For this project, we will work with the Tennis environment.
In Tennis, two agents control rackets to bounce a ball over the net. If an agent hits the ball over the net, it receives a reward of 0.1. Letting the ball touch the ground ot hitting the ball out of the court gets the agent a reward of -0.01. The goal of the two agents is to keep the ball in play. The gif above shows two agents trained used this notebook.
The observation state for each agent consists of 24 continuous variables which represent several parameters relating to the position and velocity of the ball and racket. Each agent receives its own specific observation. The agents can perform two continuous actions: moving toward or away from the net and jumping. Both actions are bound within the interval [-1, 1].
The task is episodic, with episodes beginning when the ball is dropped into the playing field and ending when it hits the ground or gets knocked out of bounds. The task is considered solved when an average score of +0.5 over 100 consecutive episodes is achieved. More concretely, at the end of each episode each agent receives a reward, meaning we likely have 2 different scores. You sould take the maximum of those 2 rewards to get the task score for that episode and it is this value which you average over 100 episodes to check if the task has been solved.
First, reproduce my environment by following the instructions here.
Then, clone this repository.
First download the Unity environment from whichever link below matches your operating system:
Then, unzip the downloaded file into the same directory as the cloned repo.
- PyTorch 1.4.0
- Numpy 1.18.1
- Matplotlib 3.1.3
This repo has a Training Notebook with all the code to train the agent, a Report explaining the approach used and Checkpoints to load a trained agent.

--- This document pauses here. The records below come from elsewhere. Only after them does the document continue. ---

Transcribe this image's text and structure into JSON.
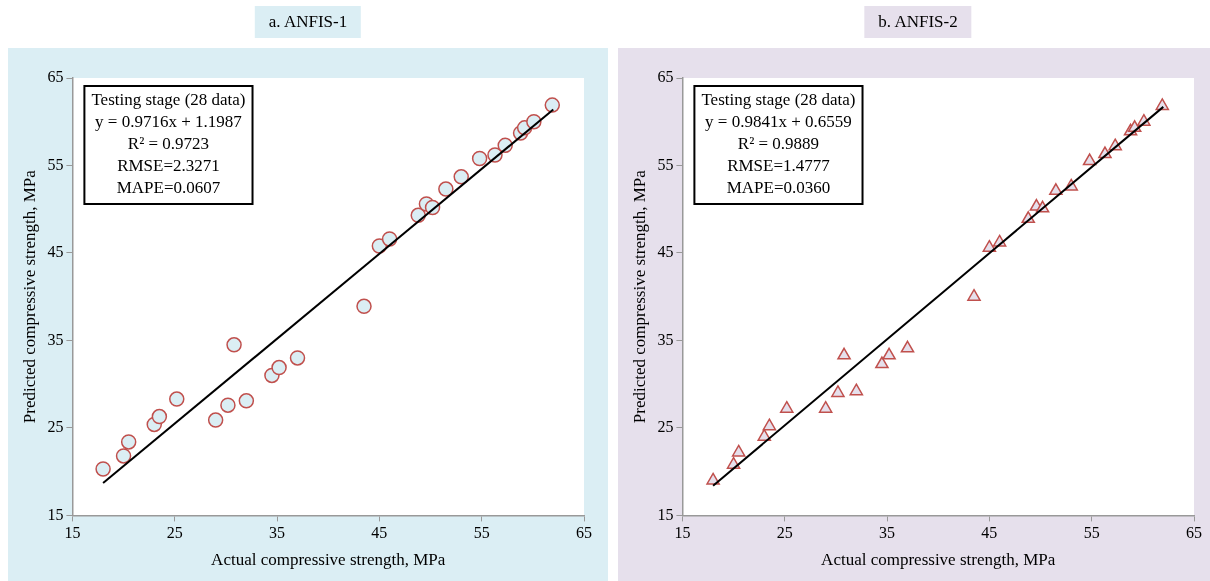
{
  "chart_data": [
    {
      "type": "scatter",
      "title": "a. ANFIS-1",
      "xlabel": "Actual compressive strength, MPa",
      "ylabel": "Predicted compressive strength, MPa",
      "xlim": [
        15,
        65
      ],
      "ylim": [
        15,
        65
      ],
      "xticks": [
        15,
        25,
        35,
        45,
        55,
        65
      ],
      "yticks": [
        15,
        25,
        35,
        45,
        55,
        65
      ],
      "grid": false,
      "legend": false,
      "annotations": [
        "Testing stage (28 data)",
        "y = 0.9716x + 1.1987",
        "R² = 0.9723",
        "RMSE=2.3271",
        "MAPE=0.0607"
      ],
      "series": [
        {
          "color": "#c0504d",
          "marker": "circle",
          "x": [
            18,
            20,
            20.5,
            23,
            23.5,
            25.2,
            29,
            30.2,
            30.8,
            32,
            34.5,
            35.2,
            37,
            43.5,
            45,
            46,
            48.8,
            49.6,
            50.2,
            51.5,
            53,
            54.8,
            56.3,
            57.3,
            58.8,
            59.2,
            60.1,
            61.9
          ],
          "values": [
            20.3,
            21.8,
            23.4,
            25.4,
            26.3,
            28.3,
            25.9,
            27.6,
            34.5,
            28.1,
            31,
            31.9,
            33,
            38.9,
            45.8,
            46.6,
            49.3,
            50.6,
            50.2,
            52.3,
            53.7,
            55.8,
            56.2,
            57.3,
            58.7,
            59.3,
            60,
            61.9
          ]
        },
        {
          "type": "line",
          "marker": "none",
          "color": "#000000",
          "x": [
            18,
            62
          ],
          "values": [
            18.7,
            61.4
          ]
        }
      ]
    },
    {
      "type": "scatter",
      "title": "b. ANFIS-2",
      "xlabel": "Actual compressive strength, MPa",
      "ylabel": "Predicted compressive strength, MPa",
      "xlim": [
        15,
        65
      ],
      "ylim": [
        15,
        65
      ],
      "xticks": [
        15,
        25,
        35,
        45,
        55,
        65
      ],
      "yticks": [
        15,
        25,
        35,
        45,
        55,
        65
      ],
      "grid": false,
      "legend": false,
      "annotations": [
        "Testing stage (28 data)",
        "y = 0.9841x + 0.6559",
        "R² = 0.9889",
        "RMSE=1.4777",
        "MAPE=0.0360"
      ],
      "series": [
        {
          "color": "#c0504d",
          "marker": "triangle",
          "x": [
            18,
            20,
            20.5,
            23,
            23.5,
            25.2,
            29,
            30.2,
            30.8,
            32,
            34.5,
            35.2,
            37,
            43.5,
            45,
            46,
            48.8,
            49.6,
            50.2,
            51.5,
            53,
            54.8,
            56.3,
            57.3,
            58.8,
            59.2,
            60.1,
            61.9
          ],
          "values": [
            19,
            20.8,
            22.2,
            24,
            25.2,
            27.2,
            27.2,
            29,
            33.3,
            29.2,
            32.3,
            33.3,
            34.1,
            40,
            45.6,
            46.2,
            48.9,
            50.3,
            50.1,
            52.1,
            52.6,
            55.5,
            56.3,
            57.2,
            58.9,
            59.3,
            60,
            61.8
          ]
        },
        {
          "type": "line",
          "marker": "none",
          "color": "#000000",
          "x": [
            18,
            62
          ],
          "values": [
            18.4,
            61.7
          ]
        }
      ]
    }
  ]
}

After solving the dependencies and setting up the project, open the Training Notebook and:
- Run 'Imports' cell;
- Run 'Unity environment & info' to instantiate the environment and retrieve necessary variables;
- Run/edit 'Hyperparameters' cell. Defaults work fine;
- Run every cell under 'DDPG agents' to define networks, their architectures and methods, as well as the Replay Buffer;
- Run cells 'Instantiate agent' and 'Define training function'
- Finally, run cell 'Train & save checkpoint to path', replacing the default value of path with your chosen filename prefix for the model checkpoints.
- Watch a trained agent:
- If you trained a new agent using the notebook, skip to cell 'Watch the agent'
- Alternatively, run the cell 'Load model' setting the variable appropriately to load parameters for either mine or your pre-trained model, then run cell 'Watch the agent'.